Transcript
This transcript was autogenerated. To make changes, submit a PR.
Hi, everyone. I'm Kareen. I'm going to do my introduction now just because I'm going
to do my portion of the talk now. So nice to meet you
guys. Let me share my screen so that way you can actually see a picture
of me so you know what I look like. That's me.
I'm Kareem Wallach. I have a consulting company called Project
Elevate. I do developer relations, community stuff.
It's basically all things that work with developer
tools and the community. Fun people like you
and. Yeah, I'm just going to talk about a portion of some of our presentation
with Tim. So just to take it off, I'm just going to give some background
about what is stream processing, because I don't know what people's
experiences are, if they're aware of stream processing or streaming
technologies in general. So I'm just going to give a quick overview.
So stream processing is basically
a approach dealing with data where you're.
Well, there's two parts to it. The first is a streaming ingestion part.
So streaming technologies, things like Kafka or red panda,
where you are ingesting data as it's happening,
instead of like batch or like more
like batch kind of processing. Batch ingestion,
this is more of like a continuous flow. So as the events happen, you are
constantly ingesting the data.

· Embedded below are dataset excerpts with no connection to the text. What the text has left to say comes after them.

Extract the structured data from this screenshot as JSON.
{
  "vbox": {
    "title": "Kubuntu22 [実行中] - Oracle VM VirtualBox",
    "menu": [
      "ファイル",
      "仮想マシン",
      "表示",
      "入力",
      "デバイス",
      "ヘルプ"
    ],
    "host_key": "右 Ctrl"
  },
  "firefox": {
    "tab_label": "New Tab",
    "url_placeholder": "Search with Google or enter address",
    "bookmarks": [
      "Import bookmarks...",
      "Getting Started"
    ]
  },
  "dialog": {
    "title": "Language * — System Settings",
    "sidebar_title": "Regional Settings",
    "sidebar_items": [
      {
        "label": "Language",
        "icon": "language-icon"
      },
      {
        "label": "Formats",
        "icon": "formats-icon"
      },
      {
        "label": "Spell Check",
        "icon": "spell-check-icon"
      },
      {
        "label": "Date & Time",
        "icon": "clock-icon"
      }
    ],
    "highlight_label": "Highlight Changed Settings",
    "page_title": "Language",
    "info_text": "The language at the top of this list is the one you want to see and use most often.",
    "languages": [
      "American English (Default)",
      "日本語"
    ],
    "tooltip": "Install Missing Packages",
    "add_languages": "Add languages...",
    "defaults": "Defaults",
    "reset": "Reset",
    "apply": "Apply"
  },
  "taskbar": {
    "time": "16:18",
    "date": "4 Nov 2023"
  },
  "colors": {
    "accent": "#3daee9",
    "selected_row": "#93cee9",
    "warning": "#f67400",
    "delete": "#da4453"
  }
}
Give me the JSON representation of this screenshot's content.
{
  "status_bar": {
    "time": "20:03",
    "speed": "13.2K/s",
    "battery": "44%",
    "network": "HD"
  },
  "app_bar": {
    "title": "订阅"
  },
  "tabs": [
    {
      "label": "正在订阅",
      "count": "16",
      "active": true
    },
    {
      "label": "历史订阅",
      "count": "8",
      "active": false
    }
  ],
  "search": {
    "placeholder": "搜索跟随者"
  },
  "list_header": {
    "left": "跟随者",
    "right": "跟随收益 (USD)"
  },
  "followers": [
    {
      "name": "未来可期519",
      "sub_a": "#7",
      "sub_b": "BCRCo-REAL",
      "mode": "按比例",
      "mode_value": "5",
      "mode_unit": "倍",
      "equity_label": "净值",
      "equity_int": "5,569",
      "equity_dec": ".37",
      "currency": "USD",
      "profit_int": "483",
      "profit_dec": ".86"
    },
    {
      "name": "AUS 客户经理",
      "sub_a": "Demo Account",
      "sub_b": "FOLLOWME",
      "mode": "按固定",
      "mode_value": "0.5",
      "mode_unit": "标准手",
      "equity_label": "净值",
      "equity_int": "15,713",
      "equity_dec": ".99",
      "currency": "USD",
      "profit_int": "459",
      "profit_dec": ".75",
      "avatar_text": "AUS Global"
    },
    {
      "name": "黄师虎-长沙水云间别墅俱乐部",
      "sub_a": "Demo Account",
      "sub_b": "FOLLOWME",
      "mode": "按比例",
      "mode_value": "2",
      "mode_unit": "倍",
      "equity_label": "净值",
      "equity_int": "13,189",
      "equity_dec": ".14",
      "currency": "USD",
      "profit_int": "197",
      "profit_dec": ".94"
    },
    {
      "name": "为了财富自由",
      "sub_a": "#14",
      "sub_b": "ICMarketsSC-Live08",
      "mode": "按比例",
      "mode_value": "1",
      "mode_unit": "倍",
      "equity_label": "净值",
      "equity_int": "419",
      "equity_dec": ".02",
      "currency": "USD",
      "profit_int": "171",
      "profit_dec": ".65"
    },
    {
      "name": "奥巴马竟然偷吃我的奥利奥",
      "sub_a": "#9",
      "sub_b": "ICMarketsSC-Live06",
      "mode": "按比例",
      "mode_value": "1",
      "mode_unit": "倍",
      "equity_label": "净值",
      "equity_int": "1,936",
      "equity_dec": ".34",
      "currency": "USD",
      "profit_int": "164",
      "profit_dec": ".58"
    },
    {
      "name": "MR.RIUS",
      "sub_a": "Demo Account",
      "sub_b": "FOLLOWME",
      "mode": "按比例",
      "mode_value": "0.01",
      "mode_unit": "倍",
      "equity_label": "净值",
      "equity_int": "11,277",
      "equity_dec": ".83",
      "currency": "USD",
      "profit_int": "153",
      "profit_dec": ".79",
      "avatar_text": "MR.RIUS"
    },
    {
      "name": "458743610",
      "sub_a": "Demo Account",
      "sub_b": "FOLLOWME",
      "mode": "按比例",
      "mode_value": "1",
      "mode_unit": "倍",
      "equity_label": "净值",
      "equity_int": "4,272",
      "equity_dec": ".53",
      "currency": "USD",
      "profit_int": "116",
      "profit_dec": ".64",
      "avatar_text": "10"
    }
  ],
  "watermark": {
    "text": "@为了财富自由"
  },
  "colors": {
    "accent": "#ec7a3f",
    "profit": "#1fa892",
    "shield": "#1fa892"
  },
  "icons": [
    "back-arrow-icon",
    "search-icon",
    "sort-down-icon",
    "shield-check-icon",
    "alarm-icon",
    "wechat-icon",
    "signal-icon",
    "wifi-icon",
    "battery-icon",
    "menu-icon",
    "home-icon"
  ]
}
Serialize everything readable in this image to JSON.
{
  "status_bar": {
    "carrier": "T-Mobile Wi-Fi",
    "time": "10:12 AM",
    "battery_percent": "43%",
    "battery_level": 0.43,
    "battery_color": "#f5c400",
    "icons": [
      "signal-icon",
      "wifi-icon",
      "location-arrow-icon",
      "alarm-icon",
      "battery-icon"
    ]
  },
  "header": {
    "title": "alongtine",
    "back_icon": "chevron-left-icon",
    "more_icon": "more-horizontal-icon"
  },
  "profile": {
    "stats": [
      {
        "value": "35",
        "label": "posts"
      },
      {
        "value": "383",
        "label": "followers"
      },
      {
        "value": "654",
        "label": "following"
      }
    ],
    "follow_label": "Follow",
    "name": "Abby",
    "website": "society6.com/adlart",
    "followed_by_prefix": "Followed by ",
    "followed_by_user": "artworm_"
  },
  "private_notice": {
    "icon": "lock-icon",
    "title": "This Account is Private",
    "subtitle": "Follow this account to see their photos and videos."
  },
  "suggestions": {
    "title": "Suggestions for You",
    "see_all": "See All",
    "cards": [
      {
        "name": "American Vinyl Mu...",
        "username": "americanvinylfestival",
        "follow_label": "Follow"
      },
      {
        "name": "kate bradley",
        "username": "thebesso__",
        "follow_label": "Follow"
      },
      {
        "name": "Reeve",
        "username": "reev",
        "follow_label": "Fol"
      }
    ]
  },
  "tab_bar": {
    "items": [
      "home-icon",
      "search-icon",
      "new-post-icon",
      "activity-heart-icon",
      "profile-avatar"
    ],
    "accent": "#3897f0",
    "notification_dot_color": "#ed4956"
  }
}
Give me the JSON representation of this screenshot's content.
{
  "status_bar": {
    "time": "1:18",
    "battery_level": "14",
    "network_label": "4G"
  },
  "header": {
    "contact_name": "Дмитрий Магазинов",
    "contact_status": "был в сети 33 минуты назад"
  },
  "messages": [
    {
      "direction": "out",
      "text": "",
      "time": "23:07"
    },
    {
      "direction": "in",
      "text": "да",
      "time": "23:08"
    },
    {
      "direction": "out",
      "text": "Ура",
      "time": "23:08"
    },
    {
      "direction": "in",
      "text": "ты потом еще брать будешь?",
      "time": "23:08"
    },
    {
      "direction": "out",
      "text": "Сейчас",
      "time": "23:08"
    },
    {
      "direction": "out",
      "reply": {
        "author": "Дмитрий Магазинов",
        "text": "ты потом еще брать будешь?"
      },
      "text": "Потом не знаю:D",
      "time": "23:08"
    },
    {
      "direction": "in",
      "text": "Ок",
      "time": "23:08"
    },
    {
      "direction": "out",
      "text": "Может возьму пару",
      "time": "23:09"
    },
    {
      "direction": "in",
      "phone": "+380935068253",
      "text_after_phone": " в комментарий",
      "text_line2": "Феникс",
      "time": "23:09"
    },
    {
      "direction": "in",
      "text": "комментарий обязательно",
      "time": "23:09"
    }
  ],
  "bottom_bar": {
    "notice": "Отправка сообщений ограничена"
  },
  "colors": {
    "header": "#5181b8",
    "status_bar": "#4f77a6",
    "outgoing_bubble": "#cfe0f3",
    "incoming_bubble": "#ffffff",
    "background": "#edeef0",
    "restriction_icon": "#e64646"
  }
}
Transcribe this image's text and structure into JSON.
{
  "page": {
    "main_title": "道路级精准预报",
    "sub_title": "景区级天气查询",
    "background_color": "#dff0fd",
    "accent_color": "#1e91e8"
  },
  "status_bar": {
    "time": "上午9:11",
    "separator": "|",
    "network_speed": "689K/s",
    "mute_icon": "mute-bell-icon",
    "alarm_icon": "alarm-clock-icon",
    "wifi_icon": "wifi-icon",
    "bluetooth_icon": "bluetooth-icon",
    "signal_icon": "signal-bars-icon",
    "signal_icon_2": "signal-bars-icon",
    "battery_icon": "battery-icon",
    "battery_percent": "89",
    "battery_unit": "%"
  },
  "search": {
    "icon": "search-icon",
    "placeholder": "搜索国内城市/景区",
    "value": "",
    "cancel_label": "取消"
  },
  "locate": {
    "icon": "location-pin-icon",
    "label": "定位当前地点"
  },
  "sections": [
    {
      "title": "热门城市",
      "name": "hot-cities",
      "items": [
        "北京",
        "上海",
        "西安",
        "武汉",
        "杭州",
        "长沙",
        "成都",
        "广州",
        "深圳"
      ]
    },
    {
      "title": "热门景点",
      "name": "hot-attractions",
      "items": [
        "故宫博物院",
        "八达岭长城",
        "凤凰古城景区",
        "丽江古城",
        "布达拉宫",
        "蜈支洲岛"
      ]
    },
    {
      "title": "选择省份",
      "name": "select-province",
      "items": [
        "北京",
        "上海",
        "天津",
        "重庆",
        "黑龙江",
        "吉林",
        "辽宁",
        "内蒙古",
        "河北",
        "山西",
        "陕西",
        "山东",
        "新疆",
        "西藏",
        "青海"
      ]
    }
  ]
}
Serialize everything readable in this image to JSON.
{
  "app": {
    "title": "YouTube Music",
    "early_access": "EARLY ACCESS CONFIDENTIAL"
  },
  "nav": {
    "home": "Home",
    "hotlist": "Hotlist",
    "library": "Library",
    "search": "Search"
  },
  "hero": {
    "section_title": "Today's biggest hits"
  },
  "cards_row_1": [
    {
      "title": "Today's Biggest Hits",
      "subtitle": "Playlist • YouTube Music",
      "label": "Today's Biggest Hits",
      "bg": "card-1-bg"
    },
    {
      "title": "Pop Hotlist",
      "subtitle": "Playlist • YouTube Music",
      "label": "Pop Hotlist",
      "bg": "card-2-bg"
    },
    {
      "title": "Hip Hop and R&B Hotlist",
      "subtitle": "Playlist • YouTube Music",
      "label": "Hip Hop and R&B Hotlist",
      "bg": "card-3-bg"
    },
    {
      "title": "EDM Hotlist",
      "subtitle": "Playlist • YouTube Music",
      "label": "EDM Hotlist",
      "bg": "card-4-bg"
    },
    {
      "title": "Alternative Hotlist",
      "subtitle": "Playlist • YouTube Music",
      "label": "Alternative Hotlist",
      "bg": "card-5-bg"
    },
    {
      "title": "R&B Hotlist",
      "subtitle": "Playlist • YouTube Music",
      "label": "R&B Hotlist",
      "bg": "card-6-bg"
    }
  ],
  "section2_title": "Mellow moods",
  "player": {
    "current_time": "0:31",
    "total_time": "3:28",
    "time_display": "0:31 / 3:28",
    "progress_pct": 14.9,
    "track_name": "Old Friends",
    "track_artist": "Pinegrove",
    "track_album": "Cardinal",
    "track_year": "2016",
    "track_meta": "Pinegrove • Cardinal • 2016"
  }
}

And then the processing side is you're doing something
with that data as you're ingesting it. So it's kind of as real time
as you can get. So this process
of stream processing, there's a lot of processes of stream processing
and processing. The data process of stream processing.
So the process of bringing
the data in as it's happening and then streaming kind of allows
you to be able to do real time analysis on the data
as you're bringing it in, and then transformations and computation
before you're actually storing the data. So if you're almost
thinking about it kind of in a philosophical way, the data
is, as it's being ingested, you're able to make those transformations
while it's in flight and then storing it
or putting it into another stream processing system or something like that.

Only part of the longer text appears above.